Posted on Feb. 11, 2008 at 2:20 P.M.

This started out as a response in the comments to James Bennett's latest post, but I think that there's enough here to warrant its own post. If you haven't yet read it, then I suggest you do--it's a well-put argument for Django's application-level modularity and pluggability.

But I do disagree with him on one point. One of the things that he highlights is about "how easy it is for one Django application to expose functionality to others through things like context processors". I don't find this to be true. Currently there are only two ways of adding processors to the list of context_processors for a particular view:

  1. Adding them as an argument to the RequestContext (per-view).
  2. Adding them to the global context processors list in settings.py (global).

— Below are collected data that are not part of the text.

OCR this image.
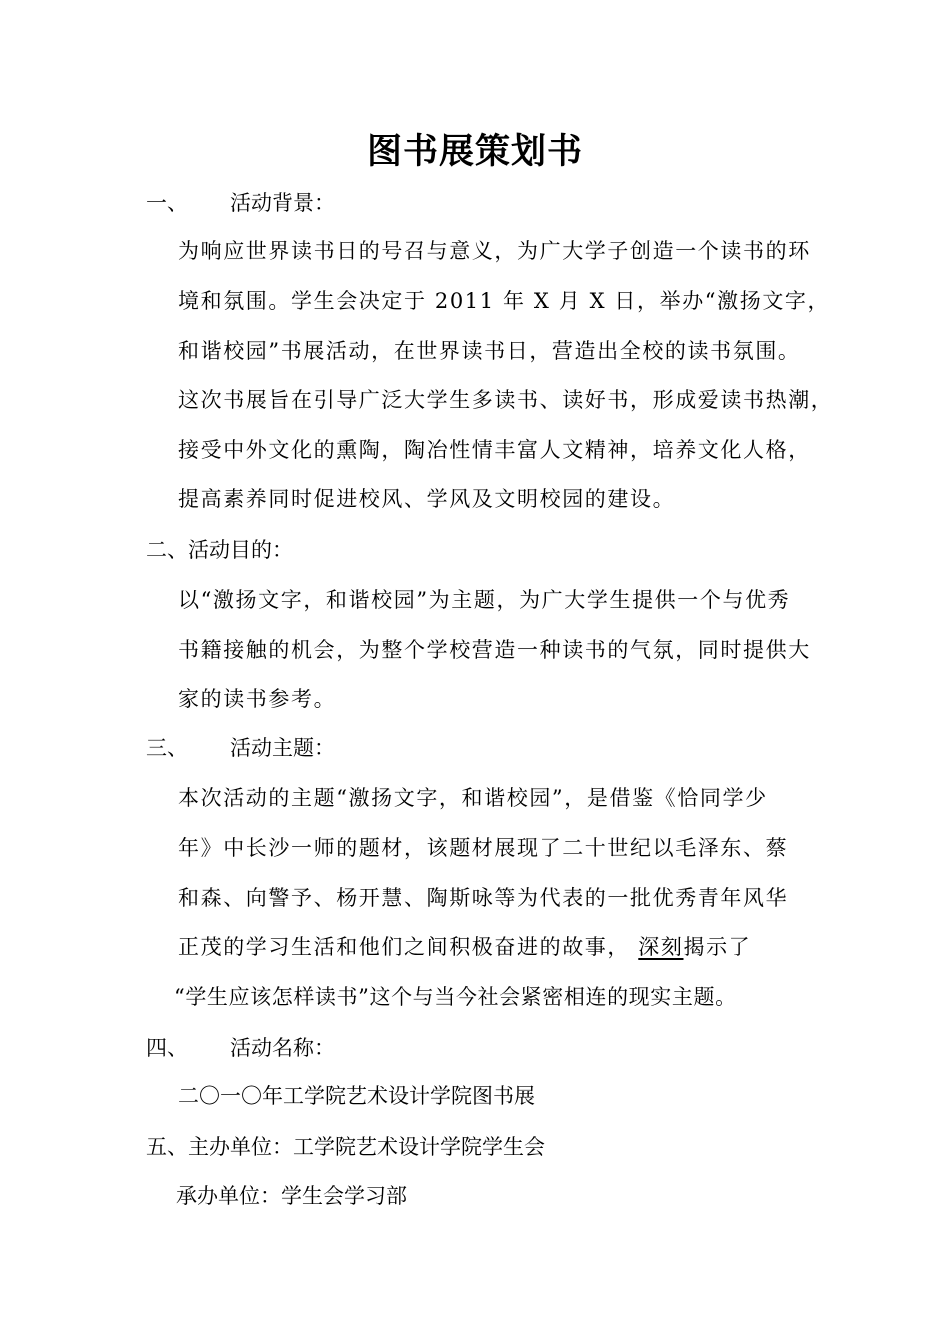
图书展策划书
一、 活动背景：
为响应世界读书日的号召与意义，为广大学子创造一个读书的环
境和氛围。学生会决定于 2011 年 X 月 X 日，举办“激扬文字，
和谐校园”书展活动，在世界读书日，营造出全校的读书氛围。
这次书展旨在引导广泛大学生多读书、读好书，形成爱读书热潮，
接受中外文化的熏陶，陶冶性情丰富人文精神，培养文化人格，
提高素养同时促进校风、学风及文明校园的建设。
二、活动目的：
以“激扬文字，和谐校园”为主题，为广大学生提供一个与优秀
书籍接触的机会，为整个学校营造一种读书的气氛，同时提供大
家的读书参考。
三、 活动主题：
本次活动的主题“激扬文字，和谐校园”，是借鉴《恰同学少
年》中长沙一师的题材，该题材展现了二十世纪以毛泽东、蔡
和森、向警予、杨开慧、陶斯咏等为代表的一批优秀青年风华
正茂的学习生活和他们之间积极奋进的故事， 深刻揭示了
“学生应该怎样读书”这个与当今社会紧密相连的现实主题。
四、 活动名称：
二〇一〇年工学院艺术设计学院图书展
五、主办单位：工学院艺术设计学院学生会
承办单位：学生会学习部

What these methods lack is a middle ground: per-app specification of context processors. This is what James Bennett seemingly alludes to which simply doesn't exist. What if I'd like all of the views in my blog app, and all views in flatpages to get a certain context processor list? Currently in Django that is not possible. I do think that there is demand for this, and it's something that probably wouldn't be too hard to add to trunk.

But really, if I can think of this particular use case of context processor loading, I'm sure there are other people who could think of others. For example, what about a different set of processors based on URL, or based on IP address, or something even more strange? What Django really needs is a pluggable context processor loader similar to how it loads session backends, authentication backends, database backends, urls, etc. That way, people could provide their own loaders to do any kind of context processing differentiation that they want.

The only thing that this could do is make Django applications more pluggable--and that's always a good thing! The good news is that PyCon is coming up, and I can try to tackle this during the sprinting days.

UPDATE: Malcolm Tredinnick has posted an excellent followup to this post that suggests a simple solution for those who want to do something similar to application-level context processor loading right now.